Imagine that your two sons have been getting along well during all of their adult lives. However, after you die, there’s a disagreement between them regarding the distribution of your estate. The arguments enflame old wounds and they end up in court – fighting over what each believes is rightfully theirs. Unfortunately, these situations happen a lot, and it’s precisely what you want to try to avoid when you’re planning your estate.
Here are two tips that you can follow to keep your family in a strong and loving relationship with one another, even after you’re gone:
Distribute your assets fairly and equally
Distributing your assets among heirs in a fair and equal manner could be harder than it sounds. You might have a very good reason to give one son more than your other son. However, when you give unequal amounts to people who hold equal status in your family – such as two siblings – it creates the chance of a sibling rivalry to ensue.

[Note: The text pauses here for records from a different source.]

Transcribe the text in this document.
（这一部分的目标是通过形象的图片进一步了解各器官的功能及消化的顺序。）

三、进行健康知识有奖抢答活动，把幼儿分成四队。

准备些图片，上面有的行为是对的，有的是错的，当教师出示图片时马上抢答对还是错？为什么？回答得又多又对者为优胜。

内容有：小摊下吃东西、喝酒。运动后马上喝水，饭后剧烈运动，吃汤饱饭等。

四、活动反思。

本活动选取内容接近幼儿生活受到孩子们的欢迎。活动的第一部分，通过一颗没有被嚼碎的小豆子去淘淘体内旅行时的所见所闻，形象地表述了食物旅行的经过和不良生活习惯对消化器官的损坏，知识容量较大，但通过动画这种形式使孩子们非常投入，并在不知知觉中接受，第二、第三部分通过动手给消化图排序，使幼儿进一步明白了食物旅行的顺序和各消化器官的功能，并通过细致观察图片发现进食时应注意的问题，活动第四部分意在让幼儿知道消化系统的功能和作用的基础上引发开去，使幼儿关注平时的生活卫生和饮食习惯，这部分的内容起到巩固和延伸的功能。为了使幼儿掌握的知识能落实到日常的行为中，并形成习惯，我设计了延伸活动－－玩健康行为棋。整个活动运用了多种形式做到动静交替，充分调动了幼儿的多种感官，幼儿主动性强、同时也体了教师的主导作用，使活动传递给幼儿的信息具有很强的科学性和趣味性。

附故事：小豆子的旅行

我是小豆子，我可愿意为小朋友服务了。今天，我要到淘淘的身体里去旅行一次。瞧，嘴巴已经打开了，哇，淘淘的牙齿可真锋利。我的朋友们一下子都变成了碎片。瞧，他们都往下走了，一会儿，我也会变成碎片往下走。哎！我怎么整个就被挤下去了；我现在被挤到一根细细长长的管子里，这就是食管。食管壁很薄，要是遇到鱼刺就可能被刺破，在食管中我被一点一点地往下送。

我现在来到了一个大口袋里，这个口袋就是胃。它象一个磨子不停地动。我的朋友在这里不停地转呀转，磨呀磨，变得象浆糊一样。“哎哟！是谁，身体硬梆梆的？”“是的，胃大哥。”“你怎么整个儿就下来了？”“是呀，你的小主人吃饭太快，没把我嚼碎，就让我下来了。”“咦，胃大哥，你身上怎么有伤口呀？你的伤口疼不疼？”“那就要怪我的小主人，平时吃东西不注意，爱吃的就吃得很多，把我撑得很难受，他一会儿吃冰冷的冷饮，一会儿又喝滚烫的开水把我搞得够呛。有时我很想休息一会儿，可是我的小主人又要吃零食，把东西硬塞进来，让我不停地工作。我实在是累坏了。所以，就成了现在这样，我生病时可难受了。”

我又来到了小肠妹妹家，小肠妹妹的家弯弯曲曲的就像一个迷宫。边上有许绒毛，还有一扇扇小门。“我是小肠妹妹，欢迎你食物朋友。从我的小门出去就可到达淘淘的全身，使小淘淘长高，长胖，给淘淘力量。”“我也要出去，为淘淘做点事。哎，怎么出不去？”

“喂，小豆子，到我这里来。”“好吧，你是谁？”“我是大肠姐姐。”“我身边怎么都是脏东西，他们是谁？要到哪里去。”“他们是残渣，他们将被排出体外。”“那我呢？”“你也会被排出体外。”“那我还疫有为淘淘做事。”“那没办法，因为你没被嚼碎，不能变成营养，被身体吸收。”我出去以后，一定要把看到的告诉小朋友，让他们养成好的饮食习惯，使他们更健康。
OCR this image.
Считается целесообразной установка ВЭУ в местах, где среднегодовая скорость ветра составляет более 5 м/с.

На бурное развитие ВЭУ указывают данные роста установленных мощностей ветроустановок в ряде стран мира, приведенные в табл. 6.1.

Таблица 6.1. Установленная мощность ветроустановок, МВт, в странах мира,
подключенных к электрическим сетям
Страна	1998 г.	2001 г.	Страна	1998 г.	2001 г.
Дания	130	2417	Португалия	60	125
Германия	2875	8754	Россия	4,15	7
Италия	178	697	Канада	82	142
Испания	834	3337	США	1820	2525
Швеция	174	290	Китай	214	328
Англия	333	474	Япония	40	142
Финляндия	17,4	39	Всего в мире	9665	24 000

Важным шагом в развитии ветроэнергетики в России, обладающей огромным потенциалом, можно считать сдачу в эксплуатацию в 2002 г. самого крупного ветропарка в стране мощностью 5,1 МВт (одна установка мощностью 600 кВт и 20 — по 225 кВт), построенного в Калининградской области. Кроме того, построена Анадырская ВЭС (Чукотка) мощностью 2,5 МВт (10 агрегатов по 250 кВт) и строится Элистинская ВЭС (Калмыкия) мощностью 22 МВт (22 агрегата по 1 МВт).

In some cases, the sibling who inherited less could choose to fight the matter in court – which would cost a great deal of money and time for all parties involved. By choosing an equal distribution, on the other hand, there’s less of a chance that someone will feel like he or she has received the short end of the stick.
Communicate your wishes to your family members
When you communicate with your family members about your estate plan, you will make sure that everyone is “on the same page.” This is essential to help avoid misunderstandings. The best way to communicate your estate plans to your family is to hold a meeting in which everyone is present.
If some family members are away and can’t attend in person, consider having them attend the meeting by Skype. Even if they don’t agree with your choices, they’ll at least know that it’s what you wanted and they will be more likely to follow your wishes.
If you’re unsure with how to preserve your family’s relationships after you pass away, you may want to explore some new legal strategies that could help you achieve this goal.